Jak dowiadujemy się z tekstu i załączonych przykładów – psy podobnie jak wilki przejawiają formy zachowania dominującego. Warto o tym wiedzieć, aby móc określić ewentualne problemy ze swoim psem. Nie dajcie sobie wmówić, że dominacja nie istnieje i że sobie coś wymyśliliście. To ważna sprawa i nie wolno tego ignorować. Odpowiedzenie sobie na pytanie ”czy pies dominuje” jest całkiem istotne dla naszego postrzegania tych zwierząt.

Naturalnie zakres takich zachowań jest różny – w zależności od rasy, wielkości psa oraz jego wychowania. Maksymalne rozpuszczenie pupila i pozwalanie mu na wszystko może jednak doprowadzić, że będziemy mieli bardzo roszczeniowego psa, który będzie starał się na nas wymuszać pewne rzeczy. Szczególnie chciałbym zwrócić na to uwagę właścicieli większych i silniejszych psów. Z małymi pimpkami każdy sobie poradzi. Jednak spore psisko to już problem i w krytycznych sytuacjach może być to niebezpieczne dla innych osób.

Nie chodzi o to, żebyśmy nagle zaczęli się bać naszych psów. Po prostu je obserwujmy – może to zachowanie, o którym trener mówi ”nadpobudliwość” to jednak coś więcej i same ćwiczenia fizyczne nie pomogą? W ogóle wielu trenerów pozytywnych twierdzi, że ”aport” i inne sporty psie są rozwiązaniem na wszystko. Twój pies szczeka? Wymęcz go. Twój pies jest nadpobudliwy? Pójdź z nim biegać. Twój pies skacze? Trenujcie aport.

Nie warto ignorować problemów, czasami trzeba po prostu na nie spojrzeć i szukać prawdziwego rozwiązania. Dominacja u psów była od zawsze i po prostu trzeba sobie z możliwością takich zachowań radzić. Zbudowanie odpowiedniej więzi z psem i ustalenie pewnych zasad nie zaszkodzi, prawda?

Nie określamy jednak spraw tylko jako białe (nie ma dominacji, pies to filantrop obdarowujący nas swoją bezgraniczną miłością, lub jako czarne (pies to dominujący morderca, jak mu się nie postawisz to już nie żyjesz). Uważam, że zawsze prawda jest po środku. Psy to dobre zwierzęta, które w genach mają współpracę z ludźmi.
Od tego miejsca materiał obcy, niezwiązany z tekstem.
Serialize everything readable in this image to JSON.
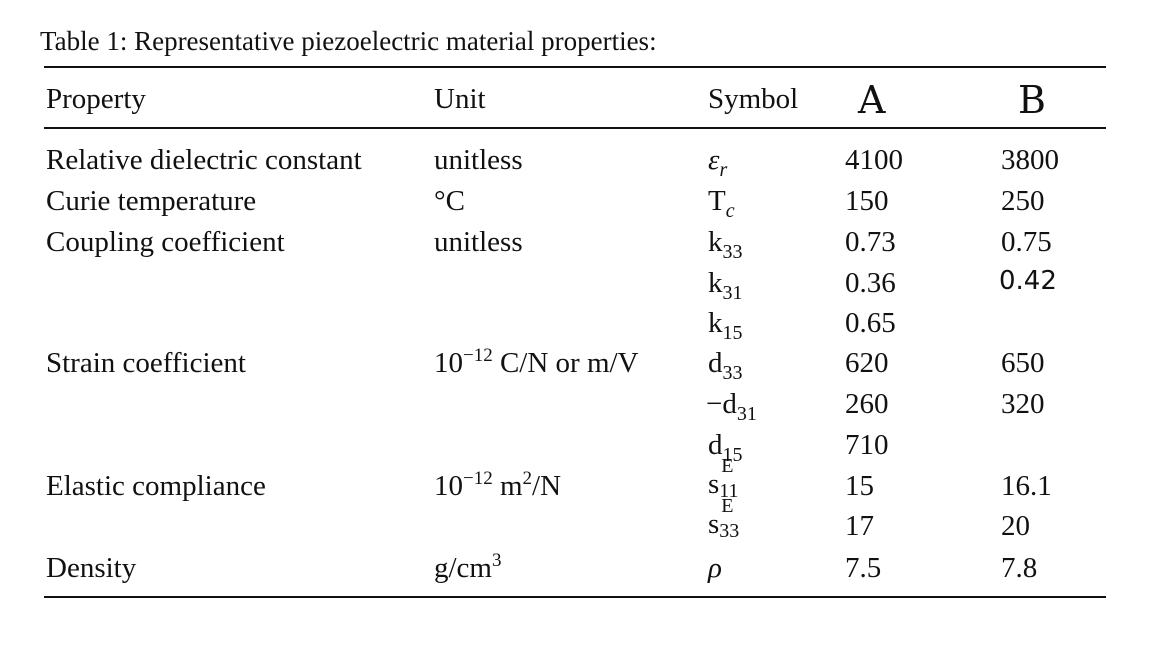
{
  "caption": "Table 1: Representative piezoelectric material properties:",
  "headers": {
    "property": "Property",
    "unit": "Unit",
    "symbol": "Symbol",
    "a": "A",
    "b": "B"
  },
  "rows": [
    {
      "property": "Relative dielectric constant",
      "unit": "unitless",
      "symbol_base": "ε",
      "symbol_sub": "r",
      "a": "4100",
      "b": "3800"
    },
    {
      "property": "Curie temperature",
      "unit": "°C",
      "symbol_base": "T",
      "symbol_sub": "c",
      "a": "150",
      "b": "250"
    },
    {
      "property": "Coupling coefficient",
      "unit": "unitless",
      "symbol_base": "k",
      "symbol_sub": "33",
      "a": "0.73",
      "b": "0.75"
    },
    {
      "property": "",
      "unit": "",
      "symbol_base": "k",
      "symbol_sub": "31",
      "a": "0.36",
      "b": "0.42"
    },
    {
      "property": "",
      "unit": "",
      "symbol_base": "k",
      "symbol_sub": "15",
      "a": "0.65",
      "b": ""
    },
    {
      "property": "Strain coefficient",
      "unit_base": "10",
      "unit_sup": "−12",
      "unit_rest": " C/N or m/V",
      "symbol_base": "d",
      "symbol_sub": "33",
      "a": "620",
      "b": "650"
    },
    {
      "property": "",
      "unit": "",
      "symbol_base": "−d",
      "symbol_sub": "31",
      "a": "260",
      "b": "320"
    },
    {
      "property": "",
      "unit": "",
      "symbol_base": "d",
      "symbol_sub": "15",
      "a": "710",
      "b": ""
    },
    {
      "property": "Elastic compliance",
      "unit_base": "10",
      "unit_sup": "−12",
      "unit_mid": " m",
      "unit_sup2": "2",
      "unit_rest": "/N",
      "symbol_base": "s",
      "symbol_sup": "E",
      "symbol_sub": "11",
      "a": "15",
      "b": "16.1"
    },
    {
      "property": "",
      "unit": "",
      "symbol_base": "s",
      "symbol_sup": "E",
      "symbol_sub": "33",
      "a": "17",
      "b": "20"
    },
    {
      "property": "Density",
      "unit_base": "g/cm",
      "unit_sup": "3",
      "symbol_base": "ρ",
      "a": "7.5",
      "b": "7.8"
    }
  ]
}
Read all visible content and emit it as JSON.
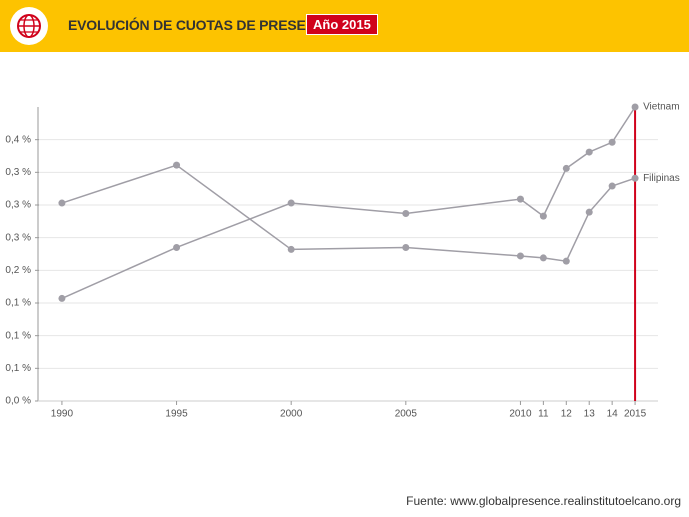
{
  "header": {
    "title": "EVOLUCIÓN DE CUOTAS DE PRESENCIA",
    "badge": "Año 2015"
  },
  "chart_data": {
    "type": "line",
    "x": [
      1990,
      1995,
      2000,
      2005,
      2010,
      2011,
      2012,
      2013,
      2014,
      2015
    ],
    "series": [
      {
        "name": "Vietnam",
        "color": "#a09ea6",
        "values": [
          0.157,
          0.235,
          0.303,
          0.287,
          0.309,
          0.283,
          0.356,
          0.381,
          0.396,
          0.45
        ]
      },
      {
        "name": "Filipinas",
        "color": "#a09ea6",
        "values": [
          0.303,
          0.361,
          0.232,
          0.235,
          0.222,
          0.219,
          0.214,
          0.289,
          0.329,
          0.341
        ]
      }
    ],
    "xlim": [
      1989,
      2016
    ],
    "xticks": [
      1990,
      1995,
      2000,
      2005,
      2010,
      {
        "value": 2011,
        "label": "11"
      },
      {
        "value": 2012,
        "label": "12"
      },
      {
        "value": 2013,
        "label": "13"
      },
      {
        "value": 2014,
        "label": "14"
      },
      2015
    ],
    "ylim": [
      0,
      0.45
    ],
    "yticks": [
      {
        "value": 0,
        "label": "0,0 %"
      },
      {
        "value": 0.05,
        "label": "0,1 %"
      },
      {
        "value": 0.1,
        "label": "0,1 %"
      },
      {
        "value": 0.15,
        "label": "0,1 %"
      },
      {
        "value": 0.2,
        "label": "0,2 %"
      },
      {
        "value": 0.25,
        "label": "0,3 %"
      },
      {
        "value": 0.3,
        "label": "0,3 %"
      },
      {
        "value": 0.35,
        "label": "0,3 %"
      },
      {
        "value": 0.4,
        "label": "0,4 %"
      }
    ],
    "grid": true,
    "highlight_x": 2015,
    "highlight_color": "#d0021b"
  },
  "source": "Fuente: www.globalpresence.realinstitutoelcano.org"
}
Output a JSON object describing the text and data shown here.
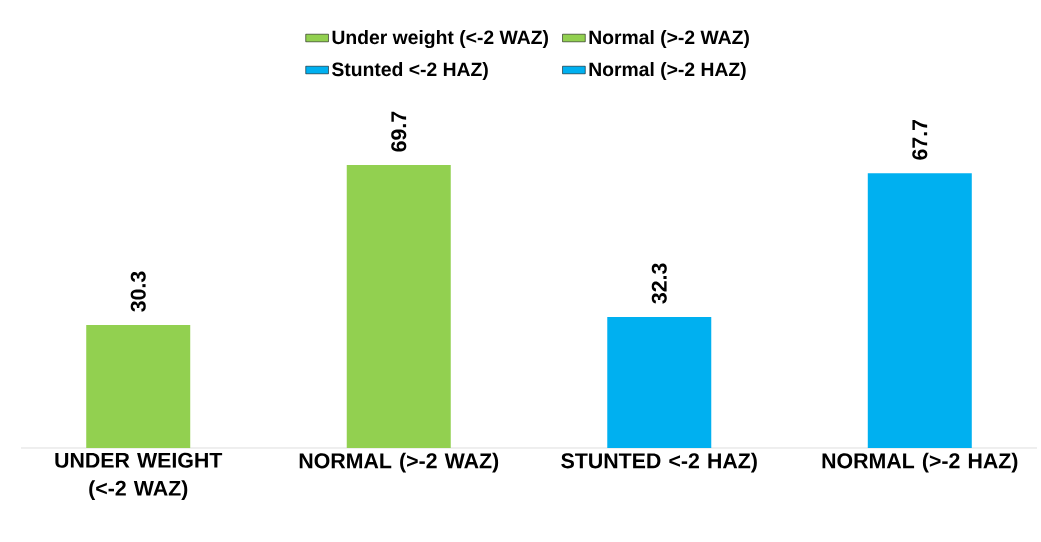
{
  "chart_data": {
    "type": "bar",
    "categories": [
      "UNDER WEIGHT (<-2 WAZ)",
      "NORMAL (>-2 WAZ)",
      "STUNTED <-2 HAZ)",
      "NORMAL (>-2 HAZ)"
    ],
    "series": [
      {
        "name": "Under weight (<-2 WAZ)",
        "color": "#92d050",
        "values": [
          30.3,
          null,
          null,
          null
        ]
      },
      {
        "name": "Normal (>-2 WAZ)",
        "color": "#92d050",
        "values": [
          null,
          69.7,
          null,
          null
        ]
      },
      {
        "name": "Stunted <-2 HAZ)",
        "color": "#00b0f0",
        "values": [
          null,
          null,
          32.3,
          null
        ]
      },
      {
        "name": "Normal (>-2 HAZ)",
        "color": "#00b0f0",
        "values": [
          null,
          null,
          null,
          67.7
        ]
      }
    ],
    "data_labels": true,
    "legend": "top"
  }
}
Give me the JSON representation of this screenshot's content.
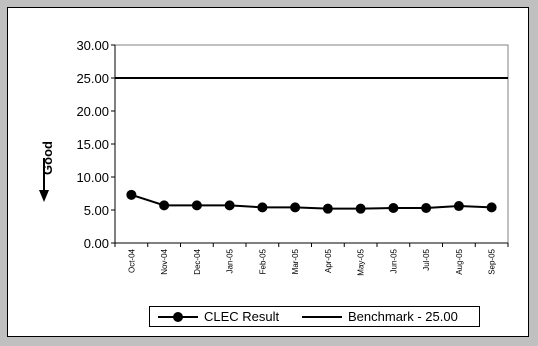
{
  "chart_data": {
    "type": "line",
    "ylabel": "Good",
    "ylim": [
      0,
      30
    ],
    "yticks": [
      "0.00",
      "5.00",
      "10.00",
      "15.00",
      "20.00",
      "25.00",
      "30.00"
    ],
    "categories": [
      "Oct-04",
      "Nov-04",
      "Dec-04",
      "Jan-05",
      "Feb-05",
      "Mar-05",
      "Apr-05",
      "May-05",
      "Jun-05",
      "Jul-05",
      "Aug-05",
      "Sep-05"
    ],
    "series": [
      {
        "name": "CLEC Result",
        "values": [
          7.3,
          5.7,
          5.7,
          5.7,
          5.4,
          5.4,
          5.2,
          5.2,
          5.3,
          5.3,
          5.6,
          5.4
        ],
        "color": "#000000",
        "marker": "circle"
      },
      {
        "name": "Benchmark - 25.00",
        "values": [
          25,
          25,
          25,
          25,
          25,
          25,
          25,
          25,
          25,
          25,
          25,
          25
        ],
        "color": "#000000",
        "marker": "none"
      }
    ],
    "grid": false,
    "legend_position": "bottom"
  },
  "colors": {
    "frame": "#c0c0c0",
    "background": "#ffffff",
    "plot_border": "#808080",
    "line": "#000000"
  }
}
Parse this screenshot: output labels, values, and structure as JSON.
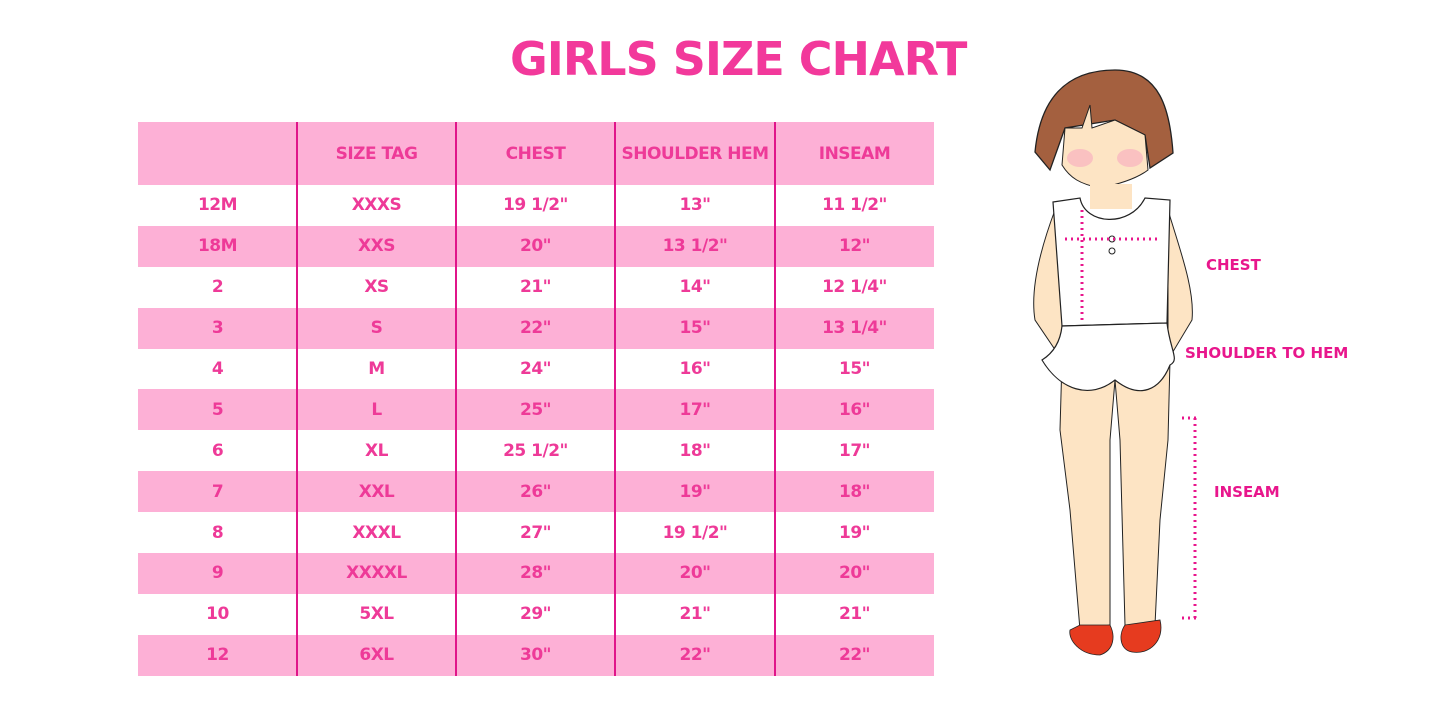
{
  "title": "GIRLS SIZE CHART",
  "table": {
    "headers": [
      "",
      "SIZE TAG",
      "CHEST",
      "SHOULDER HEM",
      "INSEAM"
    ],
    "rows": [
      [
        "12M",
        "XXXS",
        "19 1/2\"",
        "13\"",
        "11 1/2\""
      ],
      [
        "18M",
        "XXS",
        "20\"",
        "13 1/2\"",
        "12\""
      ],
      [
        "2",
        "XS",
        "21\"",
        "14\"",
        "12 1/4\""
      ],
      [
        "3",
        "S",
        "22\"",
        "15\"",
        "13 1/4\""
      ],
      [
        "4",
        "M",
        "24\"",
        "16\"",
        "15\""
      ],
      [
        "5",
        "L",
        "25\"",
        "17\"",
        "16\""
      ],
      [
        "6",
        "XL",
        "25 1/2\"",
        "18\"",
        "17\""
      ],
      [
        "7",
        "XXL",
        "26\"",
        "19\"",
        "18\""
      ],
      [
        "8",
        "XXXL",
        "27\"",
        "19 1/2\"",
        "19\""
      ],
      [
        "9",
        "XXXXL",
        "28\"",
        "20\"",
        "20\""
      ],
      [
        "10",
        "5XL",
        "29\"",
        "21\"",
        "21\""
      ],
      [
        "12",
        "6XL",
        "30\"",
        "22\"",
        "22\""
      ]
    ]
  },
  "figure": {
    "labels": {
      "chest": "CHEST",
      "shoulder_to_hem": "SHOULDER TO HEM",
      "inseam": "INSEAM"
    }
  },
  "colors": {
    "accent": "#ee3a98",
    "row_pink": "#fdb0d6",
    "divider": "#e0158a"
  }
}
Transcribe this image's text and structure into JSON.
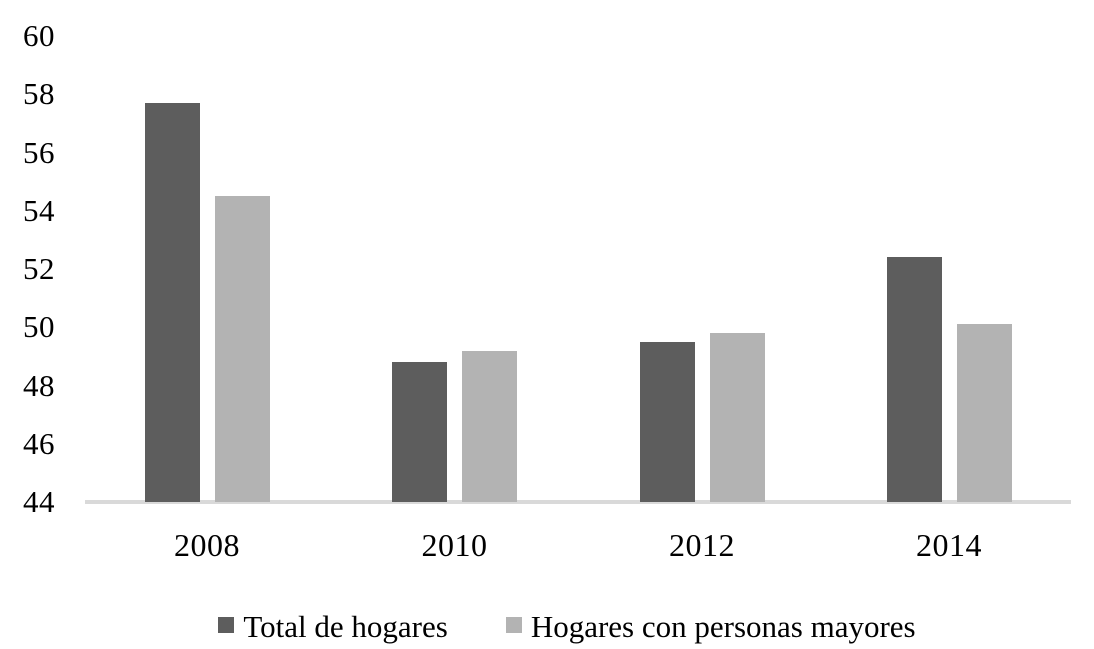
{
  "chart_data": {
    "type": "bar",
    "categories": [
      "2008",
      "2010",
      "2012",
      "2014"
    ],
    "series": [
      {
        "name": "Total de hogares",
        "color": "#5d5d5d",
        "values": [
          57.7,
          48.8,
          49.5,
          52.4
        ]
      },
      {
        "name": "Hogares con personas mayores",
        "color": "#b3b3b3",
        "values": [
          54.5,
          49.2,
          49.8,
          50.1
        ]
      }
    ],
    "title": "",
    "xlabel": "",
    "ylabel": "",
    "ylim": [
      44,
      60
    ],
    "ytick_step": 2,
    "ytick_labels": [
      "44",
      "46",
      "48",
      "50",
      "52",
      "54",
      "56",
      "58",
      "60"
    ],
    "grid": false,
    "axis_line_color": "#d9d9d9",
    "text_color": "#000000",
    "legend_position": "bottom"
  }
}
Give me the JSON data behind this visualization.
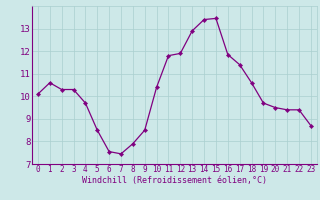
{
  "x": [
    0,
    1,
    2,
    3,
    4,
    5,
    6,
    7,
    8,
    9,
    10,
    11,
    12,
    13,
    14,
    15,
    16,
    17,
    18,
    19,
    20,
    21,
    22,
    23
  ],
  "y": [
    10.1,
    10.6,
    10.3,
    10.3,
    9.7,
    8.5,
    7.55,
    7.45,
    7.9,
    8.5,
    10.4,
    11.8,
    11.9,
    12.9,
    13.4,
    13.45,
    11.85,
    11.4,
    10.6,
    9.7,
    9.5,
    9.4,
    9.4,
    8.7
  ],
  "line_color": "#800080",
  "marker": "D",
  "marker_size": 2.2,
  "bg_color": "#cde8e8",
  "grid_color": "#aacfcf",
  "xlabel": "Windchill (Refroidissement éolien,°C)",
  "xlabel_color": "#800080",
  "tick_color": "#800080",
  "axis_color": "#800080",
  "ylim": [
    7,
    14
  ],
  "xlim": [
    -0.5,
    23.5
  ],
  "yticks": [
    7,
    8,
    9,
    10,
    11,
    12,
    13
  ],
  "xticks": [
    0,
    1,
    2,
    3,
    4,
    5,
    6,
    7,
    8,
    9,
    10,
    11,
    12,
    13,
    14,
    15,
    16,
    17,
    18,
    19,
    20,
    21,
    22,
    23
  ],
  "tick_fontsize": 5.5,
  "xlabel_fontsize": 6.0,
  "ytick_fontsize": 6.5
}
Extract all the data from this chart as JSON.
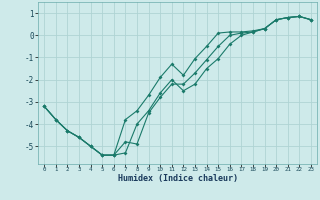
{
  "title": "",
  "xlabel": "Humidex (Indice chaleur)",
  "ylabel": "",
  "bg_color": "#ceeaea",
  "grid_color": "#afd4d4",
  "line_color": "#1a7a6a",
  "xlim": [
    -0.5,
    23.5
  ],
  "ylim": [
    -5.8,
    1.5
  ],
  "xticks": [
    0,
    1,
    2,
    3,
    4,
    5,
    6,
    7,
    8,
    9,
    10,
    11,
    12,
    13,
    14,
    15,
    16,
    17,
    18,
    19,
    20,
    21,
    22,
    23
  ],
  "yticks": [
    -5,
    -4,
    -3,
    -2,
    -1,
    0,
    1
  ],
  "line1_x": [
    0,
    1,
    2,
    3,
    4,
    5,
    6,
    7,
    8,
    9,
    10,
    11,
    12,
    13,
    14,
    15,
    16,
    17,
    18,
    19,
    20,
    21,
    22,
    23
  ],
  "line1_y": [
    -3.2,
    -3.8,
    -4.3,
    -4.6,
    -5.0,
    -5.4,
    -5.4,
    -3.8,
    -3.4,
    -2.7,
    -1.9,
    -1.3,
    -1.8,
    -1.05,
    -0.5,
    0.1,
    0.15,
    0.15,
    0.2,
    0.3,
    0.7,
    0.8,
    0.85,
    0.7
  ],
  "line2_x": [
    0,
    1,
    2,
    3,
    4,
    5,
    6,
    7,
    8,
    9,
    10,
    11,
    12,
    13,
    14,
    15,
    16,
    17,
    18,
    19,
    20,
    21,
    22,
    23
  ],
  "line2_y": [
    -3.2,
    -3.8,
    -4.3,
    -4.6,
    -5.0,
    -5.4,
    -5.4,
    -4.8,
    -4.9,
    -3.5,
    -2.8,
    -2.2,
    -2.2,
    -1.7,
    -1.1,
    -0.5,
    0.0,
    0.1,
    0.15,
    0.3,
    0.7,
    0.8,
    0.85,
    0.7
  ],
  "line3_x": [
    0,
    1,
    2,
    3,
    4,
    5,
    6,
    7,
    8,
    9,
    10,
    11,
    12,
    13,
    14,
    15,
    16,
    17,
    18,
    19,
    20,
    21,
    22,
    23
  ],
  "line3_y": [
    -3.2,
    -3.8,
    -4.3,
    -4.6,
    -5.0,
    -5.4,
    -5.4,
    -5.3,
    -4.0,
    -3.4,
    -2.6,
    -2.0,
    -2.5,
    -2.2,
    -1.5,
    -1.05,
    -0.4,
    0.0,
    0.15,
    0.3,
    0.7,
    0.8,
    0.85,
    0.7
  ]
}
Jednak szczeniaki zawsze sprawdzają na ile mogą sobie pozwolić. Jeżeli w dobrym momencie nie powiemy ”stop” i nie określimy limitu to w przyszłości może nam wyrosnąć roszczeniowy pies, który będzie próbował bronić swoich przywilejów, które sami mu nadaliśmy.

Jakie jest Wasze zdanie na temat dominacji u psów?